To see natural IOMMU groups for your hardware, go to the VM Settings page and set the PCIe ACS Override setting to No”.

Sophie.

You can also configure SRIOV or PCIe passthrough as options.

Sophie.

Hi! Sorry for later reply, had a long vacation :) Best wishes for 2023!

Make sure baremetal (Hypervisor) and Vm’s are running our MLNX_OFED driver.

c1:00.0 Ethernet controller: Mellanox Technologies MT28800 Family [ConnectX-5 Ex]
	Subsystem: Mellanox Technologies ConnectX-5 Ex EN network interface card, 100GbE dual-port QSFP28, PCIe4.0 x16, tall bracket; MCX516A-CDAT
	Kernel driver in use: mlx5_core
	Kernel modules: mlx5_core
c1:00.1 Ethernet controller: Mellanox Technologies MT28800 Family [ConnectX-5 Ex]
	Subsystem: Mellanox Technologies ConnectX-5 Ex EN network interface card, 100GbE dual-port QSFP28, PCIe4.0 x16, tall bracket; MCX516A-CDAT
	Kernel driver in use: mlx5_core
	Kernel modules: mlx5_core
c1:00.2 Ethernet controller: Mellanox Technologies MT28800 Family [ConnectX-5 Ex Virtual Function]
	Subsystem: Mellanox Technologies MT28800 Family [ConnectX-5 Ex Virtual Function]
	Kernel driver in use: mlx5_core
	Kernel modules: mlx5_core
c1:00.3 Ethernet controller: Mellanox Technologies MT28800 Family [ConnectX-5 Ex Virtual Function]
	Subsystem: Mellanox Technologies MT28800 Family [ConnectX-5 Ex Virtual Function]
	Kernel driver in use: mlx5_core
	Kernel modules: mlx5_core
c1:00.4 Ethernet controller: Mellanox Technologies MT28800 Family [ConnectX-5 Ex Virtual Function]
	Subsystem: Mellanox Technologies MT28800 Family [ConnectX-5 Ex Virtual Function]
	Kernel driver in use: mlx5_core
	Kernel modules: mlx5_core
c1:00.5 Ethernet controller: Mellanox Technologies MT28800 Family [ConnectX-5 Ex Virtual Function]
	Subsystem: Mellanox Technologies MT28800 Family [ConnectX-5 Ex Virtual Function]
	Kernel driver in use: mlx5_core
	Kernel modules: mlx5_core
c1:00.6 Ethernet controller: Mellanox Technologies MT28800 Family [ConnectX-5 Ex Virtual Function]
	Subsystem: Mellanox Technologies MT28800 Family [ConnectX-5 Ex Virtual Function]
	Kernel driver in use: mlx5_core
	Kernel modules: mlx5_core
c1:00.7 Ethernet controller: Mellanox Technologies MT28800 Family [ConnectX-5 Ex Virtual Function]
	Subsystem: Mellanox Technologies MT28800 Family [ConnectX-5 Ex Virtual Function]
	Kernel driver in use: mlx5_core
	Kernel modules: mlx5_core
c1:01.0 Ethernet controller: Mellanox Technologies MT28800 Family [ConnectX-5 Ex Virtual Function]
	Subsystem: Mellanox Technologies MT28800 Family [ConnectX-5 Ex Virtual Function]
	Kernel driver in use: mlx5_core
	Kernel modules: mlx5_core
c1:01.1 Ethernet controller: Mellanox Technologies MT28800 Family [ConnectX-5 Ex Virtual Function]
	Subsystem: Mellanox Technologies MT28800 Family [ConnectX-5 Ex Virtual Function]
	Kernel driver in use: mlx5_core
	Kernel modules: mlx5_core

Our driver embed as well the supported FW.

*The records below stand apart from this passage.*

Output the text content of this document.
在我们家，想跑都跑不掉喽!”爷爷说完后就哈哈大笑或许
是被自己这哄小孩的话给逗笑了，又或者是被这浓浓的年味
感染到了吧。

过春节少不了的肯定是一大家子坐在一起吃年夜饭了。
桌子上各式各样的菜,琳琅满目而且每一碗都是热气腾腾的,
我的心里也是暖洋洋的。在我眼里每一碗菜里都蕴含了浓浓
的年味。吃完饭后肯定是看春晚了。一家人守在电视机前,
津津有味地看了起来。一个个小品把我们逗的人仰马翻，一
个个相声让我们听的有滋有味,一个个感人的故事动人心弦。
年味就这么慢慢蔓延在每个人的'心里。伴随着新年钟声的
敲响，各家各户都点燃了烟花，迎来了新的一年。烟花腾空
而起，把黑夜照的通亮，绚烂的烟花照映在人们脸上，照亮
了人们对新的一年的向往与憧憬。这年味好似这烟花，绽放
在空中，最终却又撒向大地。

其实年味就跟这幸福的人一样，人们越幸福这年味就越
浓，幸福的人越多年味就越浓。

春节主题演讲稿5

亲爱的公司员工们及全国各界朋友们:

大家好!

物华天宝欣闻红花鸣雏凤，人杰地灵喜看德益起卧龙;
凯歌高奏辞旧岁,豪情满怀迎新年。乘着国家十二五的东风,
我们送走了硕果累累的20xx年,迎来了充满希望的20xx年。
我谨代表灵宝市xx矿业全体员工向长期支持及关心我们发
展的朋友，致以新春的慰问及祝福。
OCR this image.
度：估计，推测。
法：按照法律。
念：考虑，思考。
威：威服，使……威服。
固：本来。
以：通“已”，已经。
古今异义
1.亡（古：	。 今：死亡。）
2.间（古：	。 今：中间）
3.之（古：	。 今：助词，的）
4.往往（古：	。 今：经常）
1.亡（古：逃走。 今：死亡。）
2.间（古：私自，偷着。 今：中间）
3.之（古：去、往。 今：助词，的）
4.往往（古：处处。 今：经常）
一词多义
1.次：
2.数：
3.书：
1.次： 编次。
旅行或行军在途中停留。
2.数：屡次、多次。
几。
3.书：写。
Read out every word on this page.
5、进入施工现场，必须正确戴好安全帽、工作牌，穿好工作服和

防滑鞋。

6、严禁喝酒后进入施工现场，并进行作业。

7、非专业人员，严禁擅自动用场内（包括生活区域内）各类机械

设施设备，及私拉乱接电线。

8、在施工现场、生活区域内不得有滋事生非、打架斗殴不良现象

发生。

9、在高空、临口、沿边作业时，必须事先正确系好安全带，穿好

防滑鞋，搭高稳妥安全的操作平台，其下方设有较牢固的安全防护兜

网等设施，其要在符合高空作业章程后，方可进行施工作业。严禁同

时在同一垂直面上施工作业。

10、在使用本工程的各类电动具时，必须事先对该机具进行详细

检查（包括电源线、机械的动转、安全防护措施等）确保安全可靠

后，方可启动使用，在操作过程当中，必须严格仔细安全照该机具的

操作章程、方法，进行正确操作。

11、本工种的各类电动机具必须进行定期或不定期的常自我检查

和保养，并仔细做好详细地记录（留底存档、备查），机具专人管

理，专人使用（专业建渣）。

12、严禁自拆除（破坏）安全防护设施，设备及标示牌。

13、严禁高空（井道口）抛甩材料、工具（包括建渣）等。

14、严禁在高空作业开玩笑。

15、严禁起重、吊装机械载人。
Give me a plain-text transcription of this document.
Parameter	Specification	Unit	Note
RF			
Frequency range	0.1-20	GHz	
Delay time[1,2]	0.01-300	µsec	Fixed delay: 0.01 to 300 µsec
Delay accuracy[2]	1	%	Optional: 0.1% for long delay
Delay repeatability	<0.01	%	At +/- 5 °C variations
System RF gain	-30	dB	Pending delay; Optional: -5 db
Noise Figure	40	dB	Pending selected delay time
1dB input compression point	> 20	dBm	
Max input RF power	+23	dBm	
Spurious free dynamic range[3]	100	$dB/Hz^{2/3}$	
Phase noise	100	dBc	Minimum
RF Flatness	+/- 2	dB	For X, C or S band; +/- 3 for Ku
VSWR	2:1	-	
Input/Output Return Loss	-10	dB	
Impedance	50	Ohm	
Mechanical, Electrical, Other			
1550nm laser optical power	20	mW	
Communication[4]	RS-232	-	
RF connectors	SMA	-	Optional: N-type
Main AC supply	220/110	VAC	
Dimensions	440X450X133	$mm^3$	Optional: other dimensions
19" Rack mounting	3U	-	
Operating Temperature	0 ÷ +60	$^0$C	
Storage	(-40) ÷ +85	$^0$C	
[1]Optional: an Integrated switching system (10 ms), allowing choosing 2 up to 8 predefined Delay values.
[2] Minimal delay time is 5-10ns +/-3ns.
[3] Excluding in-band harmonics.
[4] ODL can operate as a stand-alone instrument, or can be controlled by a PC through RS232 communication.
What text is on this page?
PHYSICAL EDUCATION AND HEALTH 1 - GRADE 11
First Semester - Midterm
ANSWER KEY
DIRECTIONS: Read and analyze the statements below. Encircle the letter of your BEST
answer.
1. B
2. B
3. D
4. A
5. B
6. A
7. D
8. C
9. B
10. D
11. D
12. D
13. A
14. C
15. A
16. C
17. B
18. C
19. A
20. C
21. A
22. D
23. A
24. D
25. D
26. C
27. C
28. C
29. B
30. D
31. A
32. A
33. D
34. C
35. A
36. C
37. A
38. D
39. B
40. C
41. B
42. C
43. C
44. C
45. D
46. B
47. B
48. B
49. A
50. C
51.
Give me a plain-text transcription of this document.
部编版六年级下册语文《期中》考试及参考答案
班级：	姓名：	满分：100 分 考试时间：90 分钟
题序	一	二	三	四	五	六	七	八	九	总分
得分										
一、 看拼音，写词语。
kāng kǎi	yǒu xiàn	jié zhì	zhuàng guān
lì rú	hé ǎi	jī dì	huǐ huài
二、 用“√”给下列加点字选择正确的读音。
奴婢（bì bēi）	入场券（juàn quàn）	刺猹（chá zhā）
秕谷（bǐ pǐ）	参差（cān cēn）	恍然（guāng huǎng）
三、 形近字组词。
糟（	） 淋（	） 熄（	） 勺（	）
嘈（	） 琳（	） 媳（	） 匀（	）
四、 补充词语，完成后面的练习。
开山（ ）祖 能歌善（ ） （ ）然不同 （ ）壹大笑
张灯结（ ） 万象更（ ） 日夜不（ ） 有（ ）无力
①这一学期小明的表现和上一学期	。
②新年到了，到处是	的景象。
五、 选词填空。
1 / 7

Not sure where I can get the version information, however using mlxconfig I am able to set the SRIOV_EN and NUM_OF_VFS, followed by:

echo 4 > /sys/class/net/enp193s0f1np1/device/mlx5_num_vfs

to activate the VFs

The error you are getting (posted below) points to an issue with the vfio driver and iommu group and not related to SRIOV/Nvidia (non Nvidia developed).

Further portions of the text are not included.